Psychologists and torture

The Houston Chronicle comments on the American Psychological Association and the recent national meeting regarding psychologists’ role in interrogation.

One of the mental health profession’s strengths is its grasp of ambiguity. Love and hate, rage and attraction, altruism and greed can coexist in the same person, and practitioners help clients accept that.
The Hippocratic oath, on the other hand, is simple. Do no harm. Based on this mandate, American psychologists should have nothing to do with the interrogation of terrorist suspects in prisons such as Guantanamo Bay.
Even when legal, the harsh techniques used in these centers include inflicting mental anguish; the very basis on which these prisoners are held — depriving them of both the protections afforded prisoners of war and the legal rights of criminal suspects — comprises a human rights violation. By helping interrogators in such prisons, psychologists are promoting, not healing, mental distress.
Unfortunately, the American Psychological Association last week concluded otherwise. To its credit, in a closely watched decision at their annual meeting, the group forbade members from “direct or indirect participation” in about 20 extreme interrogation techniques that have been used recently by U.S. military forces and intelligence agencies.
The association singled out waterboarding, exploiting detainees’ phobias and exposure to extreme temperatures.
But the resolution didn’t go far enough. Because psychologists are heavily involved in intelligence work — from giving advice to conducting studies — any ambiguity about their role in inflicting harm has special consequence.
The American Medical Association and American Psychiatric Association ban their members from taking any part in prisoner interrogations. According to Leonard Rubenstein of the nonprofit Physicians for Human Rights, medical professionals’ ethics plainly ban them from using their expertise in any situation in which distress is purposely inflicted.
Though the American Psychological Association “unequivocally condemns torture,” its members may still help interrogators at Guantanamo and similar facilities.
Still worse, a number of exposés show that in recent years psychologists have been pivotal in creating some of the most abusive tactics in use since 9/11.
These extreme measures don’t even produce reliable evidence, many mental health and intelligence experts agree. Under duress, prisoners just say what they think interrogators want to hear. Experienced interrogators, on the other hand, build rapport and incentives, which do produce useful information. Psychologists are neither trained, nor necessary, for this non-therapeutic questioning process.
The worst argument for psychologists’ presence at interrogations comes from U.S. Army Col. Larry James, director of the psychology department of a military medical center.
“If we lose psychologists from these facilities, people are going to die,” he said at the APA meeting. Psychologists, James suggested, can rein or report overzealous violators.
Any interrogation system that teeters so close to atrocities needs more than a psychologist. It requires thorough overhaul and specific bans of the most extreme methods. The Department of Defense has listed such prohibitions. The CIA has not.
Torturing prisoners doesn’t produce reliable data. It does, however, violate human rights and strip Americans of the right to protest torture of its own men and women. Above all, it blurs our credibility as a democracy worth defending.
No American psychologist should have a part in an interrogation system with the potential to devolve into murder. No American should.

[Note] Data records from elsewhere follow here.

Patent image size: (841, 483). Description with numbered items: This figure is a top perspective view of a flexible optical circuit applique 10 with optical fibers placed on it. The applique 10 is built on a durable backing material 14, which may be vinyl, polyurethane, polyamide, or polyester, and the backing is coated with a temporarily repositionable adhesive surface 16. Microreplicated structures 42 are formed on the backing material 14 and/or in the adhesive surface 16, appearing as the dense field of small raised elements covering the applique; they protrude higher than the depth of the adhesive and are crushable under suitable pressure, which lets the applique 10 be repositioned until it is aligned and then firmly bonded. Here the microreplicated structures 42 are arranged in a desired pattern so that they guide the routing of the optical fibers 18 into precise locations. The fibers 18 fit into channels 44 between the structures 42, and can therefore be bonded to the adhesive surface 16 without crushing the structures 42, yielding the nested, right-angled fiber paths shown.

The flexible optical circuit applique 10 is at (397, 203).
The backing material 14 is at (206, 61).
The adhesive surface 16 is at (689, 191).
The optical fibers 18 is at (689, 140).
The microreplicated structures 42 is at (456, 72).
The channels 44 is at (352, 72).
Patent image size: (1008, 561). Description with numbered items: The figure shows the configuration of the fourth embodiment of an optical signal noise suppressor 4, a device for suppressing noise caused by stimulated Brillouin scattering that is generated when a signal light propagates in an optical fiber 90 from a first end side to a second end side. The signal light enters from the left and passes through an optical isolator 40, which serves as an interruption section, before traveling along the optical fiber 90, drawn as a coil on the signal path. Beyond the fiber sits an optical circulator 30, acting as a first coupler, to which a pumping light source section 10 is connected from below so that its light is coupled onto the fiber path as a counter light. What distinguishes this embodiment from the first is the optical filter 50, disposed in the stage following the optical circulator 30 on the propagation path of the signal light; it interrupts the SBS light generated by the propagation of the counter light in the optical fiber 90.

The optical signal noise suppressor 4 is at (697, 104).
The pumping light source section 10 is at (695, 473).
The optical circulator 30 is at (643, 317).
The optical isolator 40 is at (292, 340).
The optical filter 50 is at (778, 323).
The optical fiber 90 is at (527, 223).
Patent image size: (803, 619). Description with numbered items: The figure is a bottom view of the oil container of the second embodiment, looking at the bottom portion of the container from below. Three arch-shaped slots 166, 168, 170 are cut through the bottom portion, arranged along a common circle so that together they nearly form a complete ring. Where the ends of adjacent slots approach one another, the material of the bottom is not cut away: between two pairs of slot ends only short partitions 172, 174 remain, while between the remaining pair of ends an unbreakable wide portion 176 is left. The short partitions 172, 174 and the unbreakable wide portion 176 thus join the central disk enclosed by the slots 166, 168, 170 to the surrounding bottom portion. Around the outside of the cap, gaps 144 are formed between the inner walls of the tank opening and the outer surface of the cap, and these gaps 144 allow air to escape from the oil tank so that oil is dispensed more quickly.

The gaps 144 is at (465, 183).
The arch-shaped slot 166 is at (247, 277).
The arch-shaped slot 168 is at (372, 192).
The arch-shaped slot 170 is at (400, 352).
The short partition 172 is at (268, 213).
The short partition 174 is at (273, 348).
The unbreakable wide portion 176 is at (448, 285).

The failure of the APA is a serious one in my view. I believe the carrot to be the authorization of writing script for medication for the DOD, currently not allowed by any state medical board.

Both the American Medical Association and the American Psychiatric Association have resolutions restricting members participation as a policy. As an institution I believe the American Psychological Association is on the way to crossing a very dangerous line for the profession.

The comments made by readers of the Houston Chronicle were generally opposed to the editorial point of view. Comments?